Authors’ response: Thank you, this part has hopefully been clarified, and it reads now:
“Bilateral symmetry with two body axes arose early in animal evolution, probably in slow, flat, worm-like organisms locomoting on a substrate [2
]. Genetic analyses have concluded that the genes responsible for bilateral symmetry most likely appeared prior to the cnidarian–bilaterian split [3
], in the Precambrian [7
].” <<“a symmetry that is streamlined in only one direction, while non-aerodynamic in other directions, is favourable for locomotion.” >>
May be the last word should be replaced with maneuverable locomotion.

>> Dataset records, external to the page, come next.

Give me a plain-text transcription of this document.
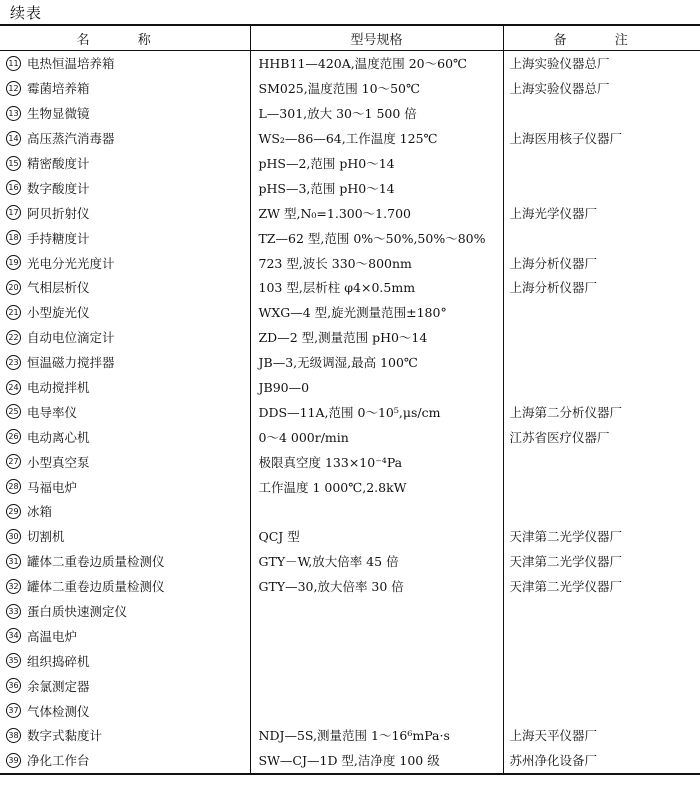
续表
名 称	型号规格	备 注
11 电热恒温培养箱	HHB11—420A,温度范围 20～60℃	上海实验仪器总厂
12 霉菌培养箱	SM025,温度范围 10～50℃	上海实验仪器总厂
13 生物显微镜	L—301,放大 30～1 500 倍	
14 高压蒸汽消毒器	WS₂—86—64,工作温度 125℃	上海医用核子仪器厂
15 精密酸度计	pHS—2,范围 pH0～14	
16 数字酸度计	pHS—3,范围 pH0～14	
17 阿贝折射仪	ZW 型,N₀=1.300～1.700	上海光学仪器厂
18 手持糖度计	TZ—62 型,范围 0%～50%,50%～80%	
19 光电分光光度计	723 型,波长 330～800nm	上海分析仪器厂
20 气相层析仪	103 型,层析柱 φ4×0.5mm	上海分析仪器厂
21 小型旋光仪	WXG—4 型,旋光测量范围±180°	
22 自动电位滴定计	ZD—2 型,测量范围 pH0～14	
23 恒温磁力搅拌器	JB—3,无级调湿,最高 100℃	
24 电动搅拌机	JB90—0	
25 电导率仪	DDS—11A,范围 0～10⁵,μs/cm	上海第二分析仪器厂
26 电动离心机	0～4 000r/min	江苏省医疗仪器厂
27 小型真空泵	极限真空度 133×10⁻⁴Pa	
28 马福电炉	工作温度 1 000℃,2.8kW	
29 冰箱		
30 切割机	QCJ 型	天津第二光学仪器厂
31 罐体二重卷边质量检测仪	GTY－W,放大倍率 45 倍	天津第二光学仪器厂
32 罐体二重卷边质量检测仪	GTY—30,放大倍率 30 倍	天津第二光学仪器厂
33 蛋白质快速测定仪		
34 高温电炉		
35 组织捣碎机		
36 余氯测定器		
37 气体检测仪		
38 数字式黏度计	NDJ—5S,测量范围 1～16⁶mPa·s	上海天平仪器厂
39 净化工作台	SW—CJ—1D 型,洁净度 100 级	苏州净化设备厂
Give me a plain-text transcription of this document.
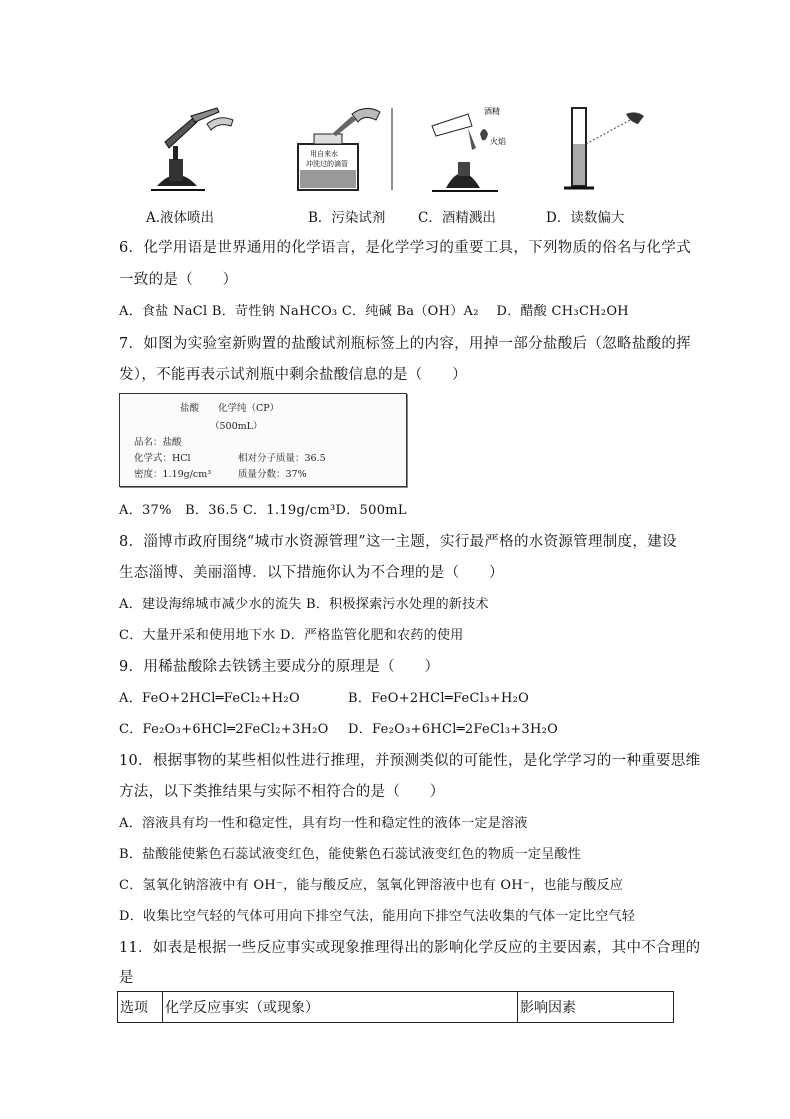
用自来水
冲洗过的滴管
酒精
火焰
A.液体喷出	B．污染试剂 C．酒精溅出	D．读数偏大
6．化学用语是世界通用的化学语言，是化学学习的重要工具，下列物质的俗名与化学式
一致的是（　　）
A．食盐 NaCl B．苛性钠 NaHCO₃ C．纯碱 Ba（OH）A₂　 D．醋酸 CH₃CH₂OH
7．如图为实验室新购置的盐酸试剂瓶标签上的内容，用掉一部分盐酸后（忽略盐酸的挥
发），不能再表示试剂瓶中剩余盐酸信息的是（　　）
盐酸　　化学纯（CP）
（500mL）
品名：盐酸
化学式：HCl	相对分子质量：36.5
密度：1.19g/cm³	质量分数：37%
A．37%　B．36.5 C．1.19g/cm³D．500mL
8．淄博市政府围绕“城市水资源管理”这一主题，实行最严格的水资源管理制度，建设
生态淄博、美丽淄博．以下措施你认为不合理的是（　　）
A．建设海绵城市减少水的流失 B．积极探索污水处理的新技术
C．大量开采和使用地下水 D．严格监管化肥和农药的使用
9．用稀盐酸除去铁锈主要成分的原理是（　　）
A．FeO+2HCl═FeCl₂+H₂O	B．FeO+2HCl═FeCl₃+H₂O
C．Fe₂O₃+6HCl═2FeCl₂+3H₂O D．Fe₂O₃+6HCl═2FeCl₃+3H₂O
10．根据事物的某些相似性进行推理，并预测类似的可能性，是化学学习的一种重要思维
方法，以下类推结果与实际不相符合的是（　　）
A．溶液具有均一性和稳定性，具有均一性和稳定性的液体一定是溶液
B．盐酸能使紫色石蕊试液变红色，能使紫色石蕊试液变红色的物质一定呈酸性
C．氢氧化钠溶液中有 OH⁻，能与酸反应，氢氧化钾溶液中也有 OH⁻，也能与酸反应
D．收集比空气轻的气体可用向下排空气法，能用向下排空气法收集的气体一定比空气轻
11．如表是根据一些反应事实或现象推理得出的影响化学反应的主要因素，其中不合理的
是
选项	化学反应事实（或现象）	影响因素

Authors’ response: The word “manoeuvrable” has been inserted in the sentence, thank you:
“a symmetry that is streamlined in only one direction, while non-aerodynamic in other directions, is favourable for manoeuvrable locomotion.”
Reviewer 3: Eugene Koonin
The authors of this manuscript strive to provide an explanation for the domination of bilateral symmetry in animals. The come up with the idea that bilateral symmetry provides for by far greater ability to swiftly change the direction of movement than any other body plan, hence a substantial advantage for free moving animals. The authors submit that this is a major factor behind the near ubiquity of bilateral symmetry but they are careful in indicating that other factors could be important as well. In my view, this is an interesting and sensible hypothesis although I think that it would gain in strength should the authors coach their hypothesis in specific equations of mechanics.
Authors’ response: We thank Dr. Koonin for taking charge of the review of the manuscript. While formulating the hypothesis we constantly endeavoured to provide the simplest explanation for the problem in the clearest way. We think the basic statements (e.g. the body has to overcome drag; to push itself in a new direction it has to exercise a force in the opposite direction) and the equation of drag with some other minor considerations are necessary and sufficient arguments for the explanation of the theory, but should it require a more detailed rationale we would be grateful for more specific instructions. Please also consider that this is the main hypothesis that may serve as a basis for more specific future analyses for particular scenarios.